Birkbeck 43 Gordon Square

Please note: this event will take place in the Keynes Library, First Floor, 43 Gordon Square, WC1H 0PN (nearest tube Euston Square). A lift to the first floor may be found in Reception on the Ground Floor. For more information about access, please see the guide to Getting Around (Floor 1-4).

The subject of my talk is on how early modern portraiture can be used as a globalising tool in museum spaces by exploring the construction and formation of racialised whiteness, rarely used as a means of broadening debates about British imperialism and its colonial legacies. I am frequently told by curators and historians how race in the early modern period had little do with colour, and instead signified lineage, class, and gender. Therefore, any attempts to racialise the period are anachronistic. Indeed, as a Tate gallery guide, all attempts to engage some visitors with the subject of race and difference in the early modern period are met with at best puzzlement, and at worst, outright resistance. For after all, where was the all-important subservient Black figure as signifier of race and foreignness?
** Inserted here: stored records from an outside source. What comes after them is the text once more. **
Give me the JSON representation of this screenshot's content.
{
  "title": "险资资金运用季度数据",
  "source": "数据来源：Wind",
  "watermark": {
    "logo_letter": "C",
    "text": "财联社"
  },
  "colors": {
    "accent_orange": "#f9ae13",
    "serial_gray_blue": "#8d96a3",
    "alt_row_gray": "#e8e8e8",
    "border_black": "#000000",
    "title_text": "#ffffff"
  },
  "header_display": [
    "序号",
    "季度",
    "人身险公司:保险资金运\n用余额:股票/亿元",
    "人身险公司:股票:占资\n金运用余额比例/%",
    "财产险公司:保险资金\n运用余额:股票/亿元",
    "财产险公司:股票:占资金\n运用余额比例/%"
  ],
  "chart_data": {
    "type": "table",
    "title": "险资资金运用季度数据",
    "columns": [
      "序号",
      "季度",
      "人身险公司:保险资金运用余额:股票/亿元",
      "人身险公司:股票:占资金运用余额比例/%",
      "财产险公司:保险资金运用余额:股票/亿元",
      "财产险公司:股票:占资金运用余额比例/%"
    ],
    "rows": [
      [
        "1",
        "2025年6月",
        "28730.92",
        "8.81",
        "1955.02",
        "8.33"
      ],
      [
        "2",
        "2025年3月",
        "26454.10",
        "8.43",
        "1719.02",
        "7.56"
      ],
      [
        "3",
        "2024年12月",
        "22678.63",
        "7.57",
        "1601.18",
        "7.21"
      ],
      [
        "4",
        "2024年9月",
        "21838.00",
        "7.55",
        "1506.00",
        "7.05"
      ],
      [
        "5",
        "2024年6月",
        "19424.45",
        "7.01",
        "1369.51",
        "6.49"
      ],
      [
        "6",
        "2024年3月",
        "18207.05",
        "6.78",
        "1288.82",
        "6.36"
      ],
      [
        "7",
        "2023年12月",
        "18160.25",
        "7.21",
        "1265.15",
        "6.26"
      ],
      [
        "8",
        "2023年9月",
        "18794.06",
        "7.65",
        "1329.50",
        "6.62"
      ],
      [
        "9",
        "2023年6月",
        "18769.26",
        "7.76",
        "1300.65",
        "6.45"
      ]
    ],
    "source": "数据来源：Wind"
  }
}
My focus will be on three early modern portraits on display at Tate Britain: Marcus Gheereart’s Portrait of Captain Thomas Lee (1594), Gheeraert’s Portrait of an Unknown Woman (1595), and The Cholmondeley Ladies, unknown artist (c.1600). These images have remained popular with visitors, yet are rarely discussed as visual indexes of race by art historians and curators. I will explore these works in relation to the artist’s determination to render white skin legible. The ornamental nature of skin in this period alerts us to the precarious nature of cosmeticised whiteness and the threat of Blackness. More broadly, I will share my experience as a researcher, and that relatively rare phenomena in the art and museum world: a Black English, working-class early modern art historian.

Dr Janet Couloute is an independent art historian, with a professional background in social work, academia, and psychodynamic counselling. Having a long-term interest in making gallery, museum and heritage sites safe, accessible and relevant spaces in which to engage audiences with Atlantic histories and their enduring legacies, Dr Couloute has sought to do this through her pioneering work as the founder of African Heritage Tours at Tate Britain and Tate Modern, her EDI consultancy work with galleries and museums, and her revisionist art history telling.